The Nigerians are coming! That is the anxious cry throughout Africa, particularly prosperous southern Africa. Along with other West Africans, Nigerian merchants arrive daily in Lusaka, Harare, Maputo, Luanda, Johannesburg, and other bustling commercial centers of the region. They supply and sell heroin, cocaine, and hashish (marijuana) for local consumption and onward transmission.
Local officials are worried. So are US government leaders locked in combat with international drug-smuggling cartels.
Combating the couriers
Local police and US strategists and enforcers have begun to combine efforts to limit the now-easy transit of couriers and their bosses across the comparatively undefended borders of the region.
Zambia's Drug Enforcement Commission recently arrested Nigerian couriers with quantities of ingested cocaine. They had come from Brazil via neighboring Angola. South Africa's police commissioner in charge of combating the drug trade knows that several powerful Nigerian-run syndicates supply drugs to his country and use the porous airports of the region as transit points.
Thirty percent of heroin seized at US ports of entry in 1994 was from Nigerian-controlled couriers. In 1995, more than 700 Nigerian traffickers were imprisoned in Thailand. Nigerian smugglers have been arrested in Brazil, Colombia, Paraguay, and West Africa. South African authorities have lists of more than 1,200 Nigerian smuggling suspects in and around Johannesburg.
When South Africa was an apartheid-based pariah state, until 1994, only a handful of international airlines deigned to land at Johannesburg International Airport, the region's busiest. Now more than 50 international carriers call in Johannesburg, many from Asia (Malaysia, Singapore, and Thailand), and others from West Africa (Air Afrique and Ghana Airways), and Latin America (Varig). South African Airways also flies those routes, and has organized an East African airways as well.
There are other routes into South Africa and its neighbors: from chaotic, war-torn Angola by air or overland; through poor, easily accessible Mozambique, where officials are easily bribed; via Malawi, which as yet has no drug interdiction capabilities; through Botswana or Namibia, with their ample land-crossing points; or by road or foot from tiny Lesotho and Swaziland.
It is clear to the authorities in South Africa and Zambia, the two countries in the region with the most advanced drug-trade surveillance capabilities, and to the US, with its worldwide oversight, that southern Africa has become one of the key global transshipment points.
Limited detection and ease of access to Europe has made southern Africa a drug crossroads, with heroin flowing west and cocaine east. The Nigerians also purchase locally-grown hashish and Colombian-grown hashish and ship them to Europe and then the US.
A conference with maps
At an international conference in South Africa last month sponsored by the World Peace Foundation of Cambridge, Mass., American-produced maps were unveiled showing the routes used by the Nigerians to hustle cocaine from Colombia via Brazil to South Africa or Nigeria en route to Europe. Another map shows heroin-smuggling routes from Burma and Thailand to Nigeria and South Africa, and onward to the US.
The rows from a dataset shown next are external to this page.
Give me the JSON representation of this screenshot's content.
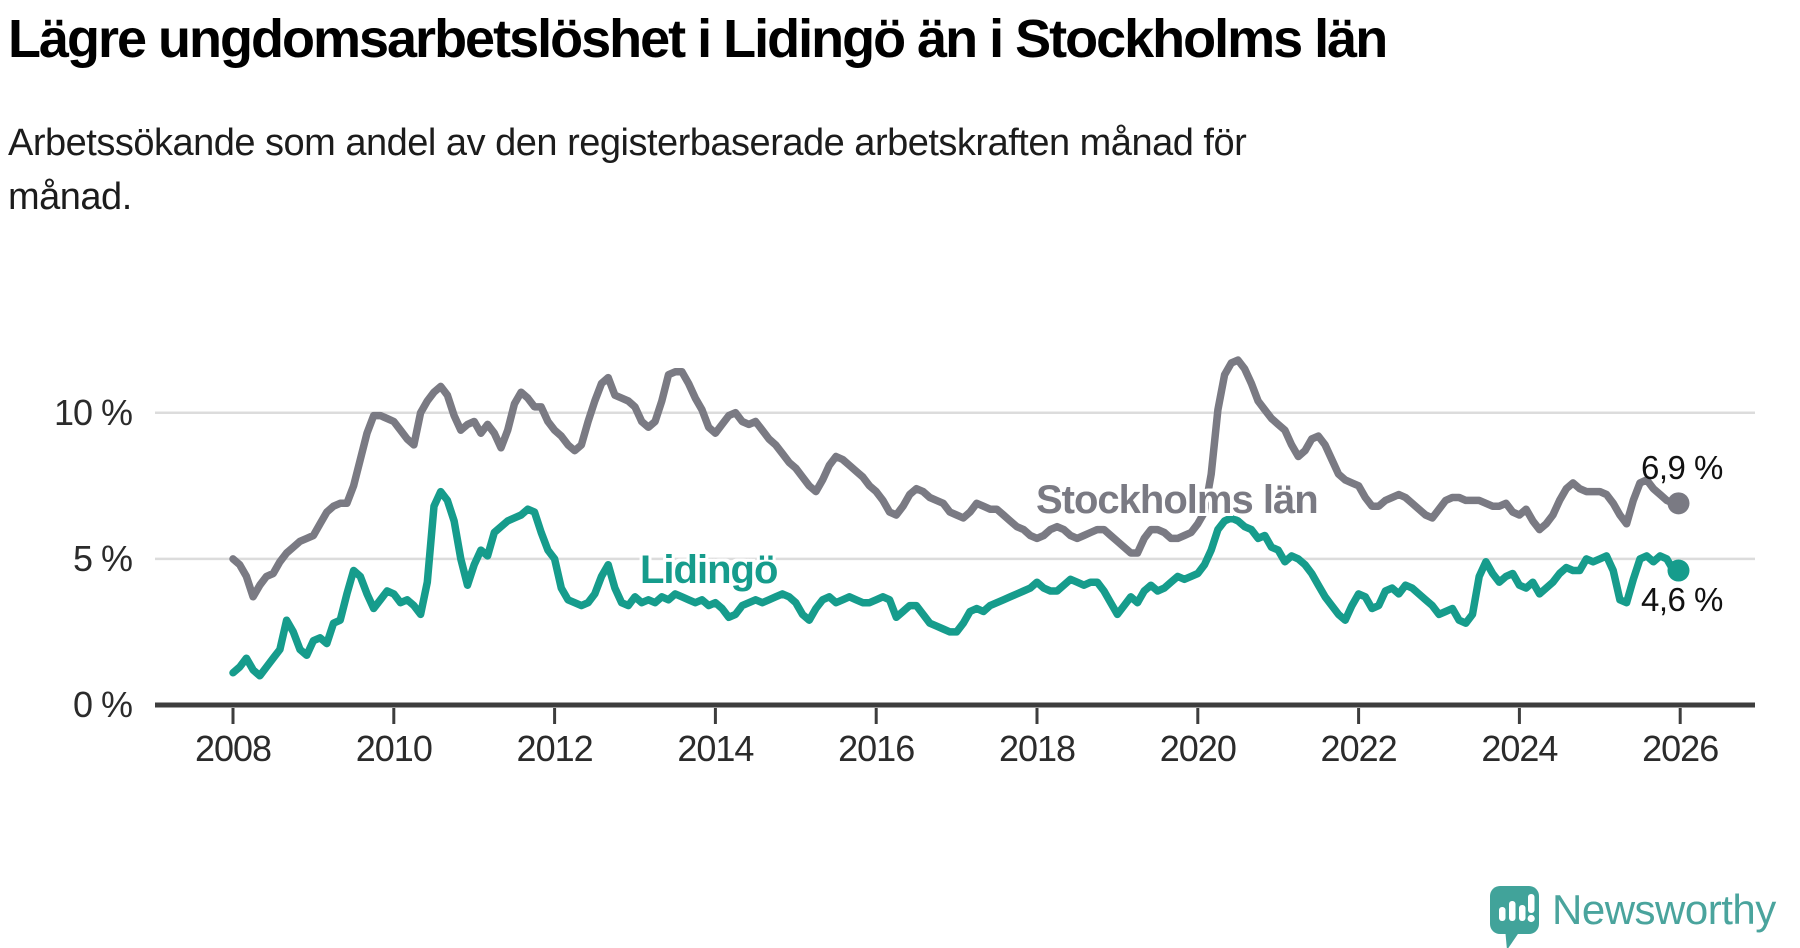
{
  "header": {
    "title": "Lägre ungdomsarbetslöshet i Lidingö än i Stockholms län",
    "subtitle_lines": [
      "Arbetssökande som andel av den registerbaserade arbetskraften månad för",
      "månad."
    ]
  },
  "footer": {
    "brand": "Newsworthy"
  },
  "colors": {
    "stockholm_line": "#7a7a83",
    "lidingo_line": "#169c8c",
    "gridline": "#dcdcdc",
    "axis": "#3d3d3d",
    "tick_text": "#2b2b2b",
    "value_text": "#111111",
    "logo_teal": "#41a39a"
  },
  "chart_data": {
    "type": "line",
    "unit": "%",
    "title": "Lägre ungdomsarbetslöshet i Lidingö än i Stockholms län",
    "xlabel": "",
    "ylabel": "",
    "grid": true,
    "legend_position": "inline-labels",
    "x_axis": {
      "tick_years": [
        2008,
        2010,
        2012,
        2014,
        2016,
        2018,
        2020,
        2022,
        2024,
        2026
      ]
    },
    "y_axis": {
      "range": [
        0,
        12.3
      ],
      "ticks": [
        {
          "value": 0,
          "label": "0 %"
        },
        {
          "value": 5,
          "label": "5 %"
        },
        {
          "value": 10,
          "label": "10 %"
        }
      ]
    },
    "series": [
      {
        "name": "Stockholms län",
        "color": "#7a7a83",
        "start_year": 2008,
        "points_per_year": 12,
        "end_value": 6.9,
        "end_label": "6,9 %",
        "values": [
          5.0,
          4.8,
          4.4,
          3.7,
          4.1,
          4.4,
          4.5,
          4.9,
          5.2,
          5.4,
          5.6,
          5.7,
          5.8,
          6.2,
          6.6,
          6.8,
          6.9,
          6.9,
          7.5,
          8.4,
          9.3,
          9.9,
          9.9,
          9.8,
          9.7,
          9.4,
          9.1,
          8.9,
          10.0,
          10.4,
          10.7,
          10.9,
          10.6,
          9.9,
          9.4,
          9.6,
          9.7,
          9.3,
          9.6,
          9.3,
          8.8,
          9.4,
          10.3,
          10.7,
          10.5,
          10.2,
          10.2,
          9.7,
          9.4,
          9.2,
          8.9,
          8.7,
          8.9,
          9.7,
          10.4,
          11.0,
          11.2,
          10.6,
          10.5,
          10.4,
          10.2,
          9.7,
          9.5,
          9.7,
          10.4,
          11.3,
          11.4,
          11.4,
          11.0,
          10.5,
          10.1,
          9.5,
          9.3,
          9.6,
          9.9,
          10.0,
          9.7,
          9.6,
          9.7,
          9.4,
          9.1,
          8.9,
          8.6,
          8.3,
          8.1,
          7.8,
          7.5,
          7.3,
          7.7,
          8.2,
          8.5,
          8.4,
          8.2,
          8.0,
          7.8,
          7.5,
          7.3,
          7.0,
          6.6,
          6.5,
          6.8,
          7.2,
          7.4,
          7.3,
          7.1,
          7.0,
          6.9,
          6.6,
          6.5,
          6.4,
          6.6,
          6.9,
          6.8,
          6.7,
          6.7,
          6.5,
          6.3,
          6.1,
          6.0,
          5.8,
          5.7,
          5.8,
          6.0,
          6.1,
          6.0,
          5.8,
          5.7,
          5.8,
          5.9,
          6.0,
          6.0,
          5.8,
          5.6,
          5.4,
          5.2,
          5.2,
          5.7,
          6.0,
          6.0,
          5.9,
          5.7,
          5.7,
          5.8,
          5.9,
          6.2,
          6.6,
          7.9,
          10.1,
          11.3,
          11.7,
          11.8,
          11.5,
          11.0,
          10.4,
          10.1,
          9.8,
          9.6,
          9.4,
          8.9,
          8.5,
          8.7,
          9.1,
          9.2,
          8.9,
          8.4,
          7.9,
          7.7,
          7.6,
          7.5,
          7.1,
          6.8,
          6.8,
          7.0,
          7.1,
          7.2,
          7.1,
          6.9,
          6.7,
          6.5,
          6.4,
          6.7,
          7.0,
          7.1,
          7.1,
          7.0,
          7.0,
          7.0,
          6.9,
          6.8,
          6.8,
          6.9,
          6.6,
          6.5,
          6.7,
          6.3,
          6.0,
          6.2,
          6.5,
          7.0,
          7.4,
          7.6,
          7.4,
          7.3,
          7.3,
          7.3,
          7.2,
          6.9,
          6.5,
          6.2,
          7.0,
          7.6,
          7.7,
          7.4,
          7.2,
          7.0,
          6.9
        ]
      },
      {
        "name": "Lidingö",
        "color": "#169c8c",
        "start_year": 2008,
        "points_per_year": 12,
        "end_value": 4.6,
        "end_label": "4,6 %",
        "values": [
          1.1,
          1.3,
          1.6,
          1.2,
          1.0,
          1.3,
          1.6,
          1.9,
          2.9,
          2.5,
          1.9,
          1.7,
          2.2,
          2.3,
          2.1,
          2.8,
          2.9,
          3.8,
          4.6,
          4.4,
          3.8,
          3.3,
          3.6,
          3.9,
          3.8,
          3.5,
          3.6,
          3.4,
          3.1,
          4.2,
          6.8,
          7.3,
          7.0,
          6.3,
          5.0,
          4.1,
          4.8,
          5.3,
          5.1,
          5.9,
          6.1,
          6.3,
          6.4,
          6.5,
          6.7,
          6.6,
          5.9,
          5.3,
          5.0,
          4.0,
          3.6,
          3.5,
          3.4,
          3.5,
          3.8,
          4.4,
          4.8,
          4.0,
          3.5,
          3.4,
          3.7,
          3.5,
          3.6,
          3.5,
          3.7,
          3.6,
          3.8,
          3.7,
          3.6,
          3.5,
          3.6,
          3.4,
          3.5,
          3.3,
          3.0,
          3.1,
          3.4,
          3.5,
          3.6,
          3.5,
          3.6,
          3.7,
          3.8,
          3.7,
          3.5,
          3.1,
          2.9,
          3.3,
          3.6,
          3.7,
          3.5,
          3.6,
          3.7,
          3.6,
          3.5,
          3.5,
          3.6,
          3.7,
          3.6,
          3.0,
          3.2,
          3.4,
          3.4,
          3.1,
          2.8,
          2.7,
          2.6,
          2.5,
          2.5,
          2.8,
          3.2,
          3.3,
          3.2,
          3.4,
          3.5,
          3.6,
          3.7,
          3.8,
          3.9,
          4.0,
          4.2,
          4.0,
          3.9,
          3.9,
          4.1,
          4.3,
          4.2,
          4.1,
          4.2,
          4.2,
          3.9,
          3.5,
          3.1,
          3.4,
          3.7,
          3.5,
          3.9,
          4.1,
          3.9,
          4.0,
          4.2,
          4.4,
          4.3,
          4.4,
          4.5,
          4.8,
          5.3,
          6.0,
          6.3,
          6.4,
          6.3,
          6.1,
          6.0,
          5.7,
          5.8,
          5.4,
          5.3,
          4.9,
          5.1,
          5.0,
          4.8,
          4.5,
          4.1,
          3.7,
          3.4,
          3.1,
          2.9,
          3.4,
          3.8,
          3.7,
          3.3,
          3.4,
          3.9,
          4.0,
          3.8,
          4.1,
          4.0,
          3.8,
          3.6,
          3.4,
          3.1,
          3.2,
          3.3,
          2.9,
          2.8,
          3.1,
          4.4,
          4.9,
          4.5,
          4.2,
          4.4,
          4.5,
          4.1,
          4.0,
          4.2,
          3.8,
          4.0,
          4.2,
          4.5,
          4.7,
          4.6,
          4.6,
          5.0,
          4.9,
          5.0,
          5.1,
          4.6,
          3.6,
          3.5,
          4.3,
          5.0,
          5.1,
          4.9,
          5.1,
          5.0,
          4.6
        ]
      }
    ]
  }
}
The hashish maps showed smuggling routes from South Africa, Kenya, Nigeria, and Ghana to Europe. Another map showed the way in which Nigerian smugglers were using Portuguese-speaking countries as transiting points: Brazil, Angola, Mozambique, Guinea-Bissau, Cape Verde, and even Portugal itself.
A chart prepared by the Royal Thai Police listed the number of Nigerians arrested and the kilograms of heroin seized from Nigerian smugglers since 1988. The chart showed steady increases from 4 to a high of 700 couriers and smugglers.
US for regional strategy
The serious drugs trade is established in southern Africa as one part of a much larger global problem. There is an indigenous market that is growing, but much larger amounts pass through the region, especially South Africa, heading north.
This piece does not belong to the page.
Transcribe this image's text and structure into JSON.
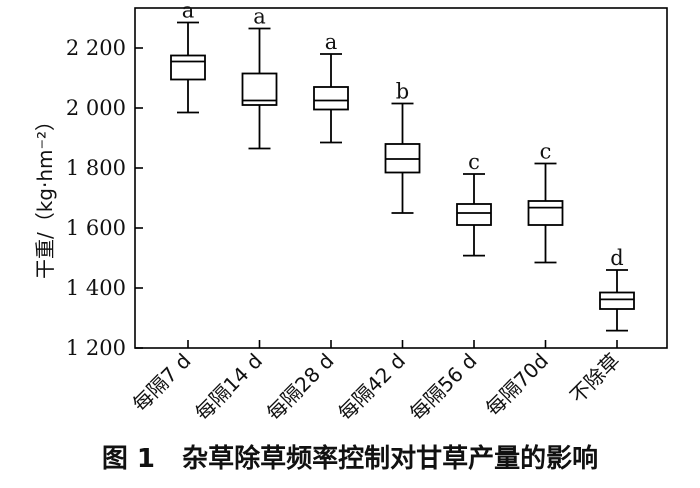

The US Drug Enforcement Administration, which now watches Africa from Cairo, will shortly open a regional office in Johannesburg. The State Department's Bureau of International and Law Enforcement Affairs has recently renewed its attention to the region. It seeks to foster regional strategies that cut across traditional lines of sovereignty.
At the recent conference in Johannesburg, Zambian officials persuaded their Malawian counterparts to help throw up regional barriers against drug smuggling by Nigerians and others. The Zambians and South Africans have long worked together against the common foe; the Zimbabweans and South Africans have also helped each other along their common borders.
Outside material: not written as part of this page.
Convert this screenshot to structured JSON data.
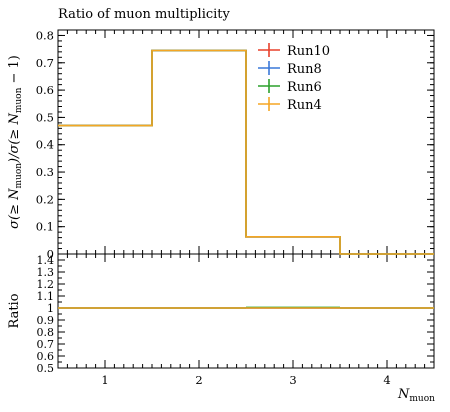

What is needed, as a part of the global effort against drugs, is a southern African cooperative compact, training for inexperienced police, customs, and immigration officials, and new funds to counter the lavish spending of Nigerian and other drug operatives. The US, through both its international and antidrug agencies, needs to finance and provide abundant technical assistance for these efforts. Helping the southern Africans directly helps the American war on the drug trade.
*Robert I. Rotberg is president of the World Peace Foundation and coordinator of the Southern African program of the Harvard Institute for International Development.